Another reason that health isn't as important as expected is that the "permadeath" nature of the game isn't as significant as it looks on the surface. At any time, you can restart the game, and this instantly "kills" all of your Daughters and erases all of your memories, but you don't lose much progress because as you play, you'll earn the ability to unlock recollections, which include bonuses, such as improved damage, greater health pools, skipping any boss you've already beaten, and being able to resurrect Daughters for free at the start of another attempt. It means that losing a Daughter is temporary because you can resurrect them in the next go-round. If you've already unlocked the boss of the current stage, you can fight them right away.

It's a neat concept, but it has trouble making things feel "permanent." Theoretically, you can go through the whole game without resetting, but until you do that, you can reset whenever your main combat Daughters are too damaged. It almost always works out in your favor. Eventually, you feel like you're grinding for levels or equipment more than playing a perfect game, especially since the stat increases are tremendously huge after a while. Going back to earlier eras once you're in later ones feels a bit like you're picking on enemies who can't fight back. Daughters also gain traits as they fight, which are passive bonuses that add up, so sticking to the same small group of Daughters is far more effective than making new ones between battles.


The biggest thing holding back Othercide is that the UI is kind of messy. My clicks often wouldn't respond on the battlefield, forcing me to mash the button until my clicks finally decided to function. Seeing the "rush" movement radius is a pain because it's light gray on slightly darker gray, and it took me a while to even realize it was there. I would often get "phantom" notifications of level-ups, new memories, or new codex entries that wouldn't vanish even after I clicked on everything to make sure. Nothing prevented me from finishing the game, but it felt unpolished in a lot of spots. Hopefully this is something the developer can adjust with patches, but it was such a glaring flaw in what was otherwise a polished experience.

My one other issue is smaller but still significant: The final boss is such a ridiculous step up from everything that it is easy to see players getting frustrated and giving up, especially since the game ending isn't great.
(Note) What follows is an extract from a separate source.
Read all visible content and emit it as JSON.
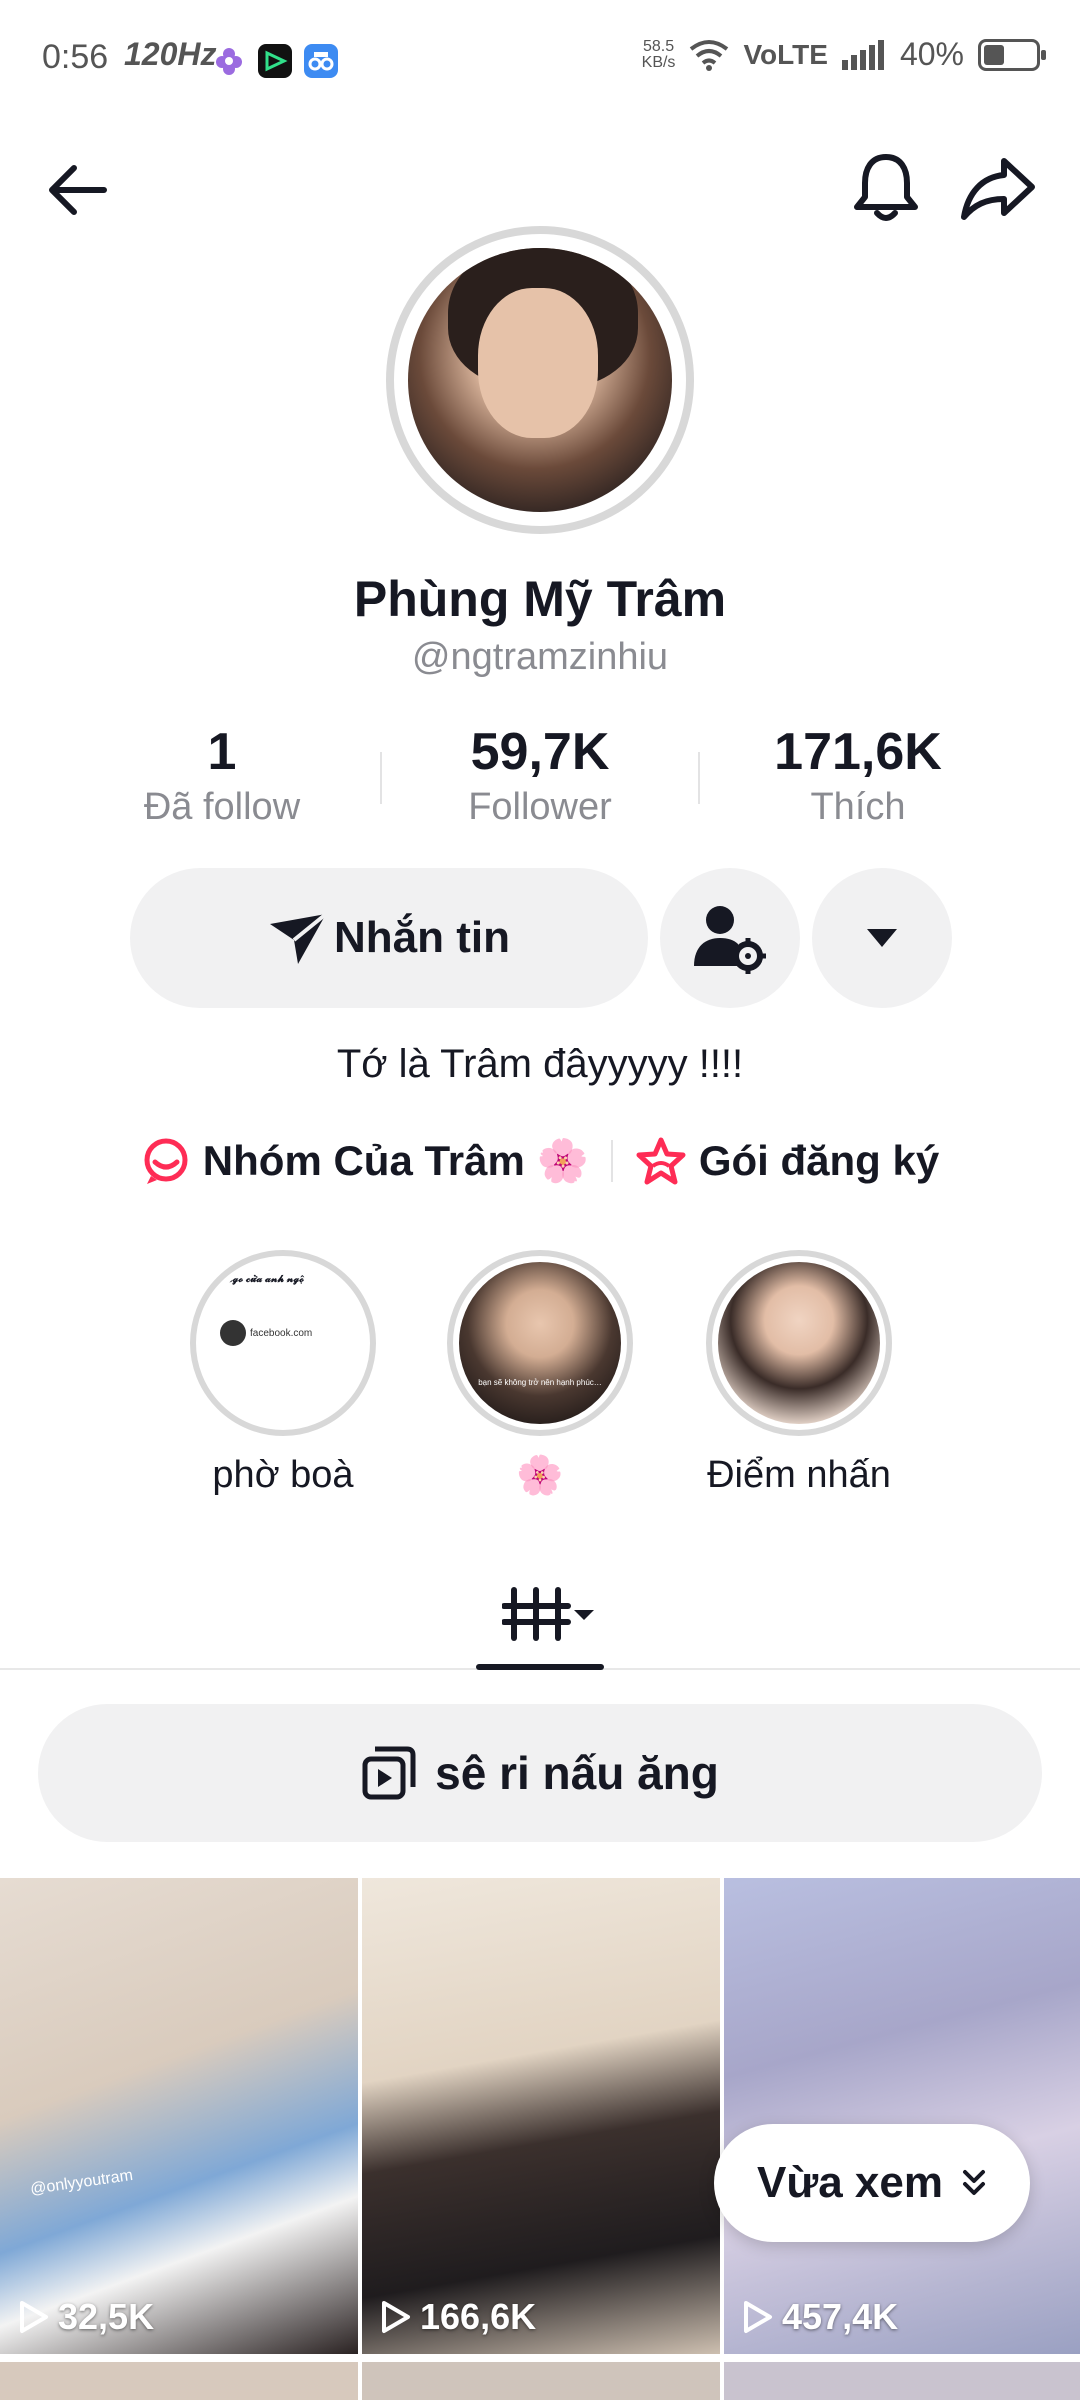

Whereas previous bosses were tough but fair, the final boss acts multiple times in a single turn, often gets multiple turns between fighting each of your characters — while the boss is also teleporting and killing characters. Unlike other bosses, he felt cheap, and when I beat him, I was glad that it was over, not that it was "a great fight." Heavy optimization of memory is all but required, and since you lose memory every time you lose to the boss, you'll have to start the grind all over again if you fail and hope the RNG favors you with good ones.


Othercide looks beautiful. The entire game is done in shades of gray, except for brief flashes of red associated with the Daughters or the Mother. The animations are nice and solid, and there are a lot of little added touches. Sometimes, the emphasis on gray can make the details difficult to discern, but it usually works in the game's favor. The soundtrack is also quite good, featuring a mix of haunting melodies and dramatic vocal songs that provide a very anime-inspired feel. The game tries for a Darkest Dungeon-style narration but lacks enough voice clips to make it work, so be prepared to hear the same five lines over and over again.

Othercide is a flawed but generally fun strategy-RPG. It has some balance issues and an annoying UI, but beyond that, it does everything that it sets out to do. It's not as difficult or punishing as an XCOM title might have been, but it may be a good replacement for those who like the strategy game style without the punishment of losing so much when you die. Be prepared to do that a lot, since death is in many ways the only way to advance in the game. Overall, I had fun with Othercide, but it's the kind of game where my opinion will likely improve after a couple of patches.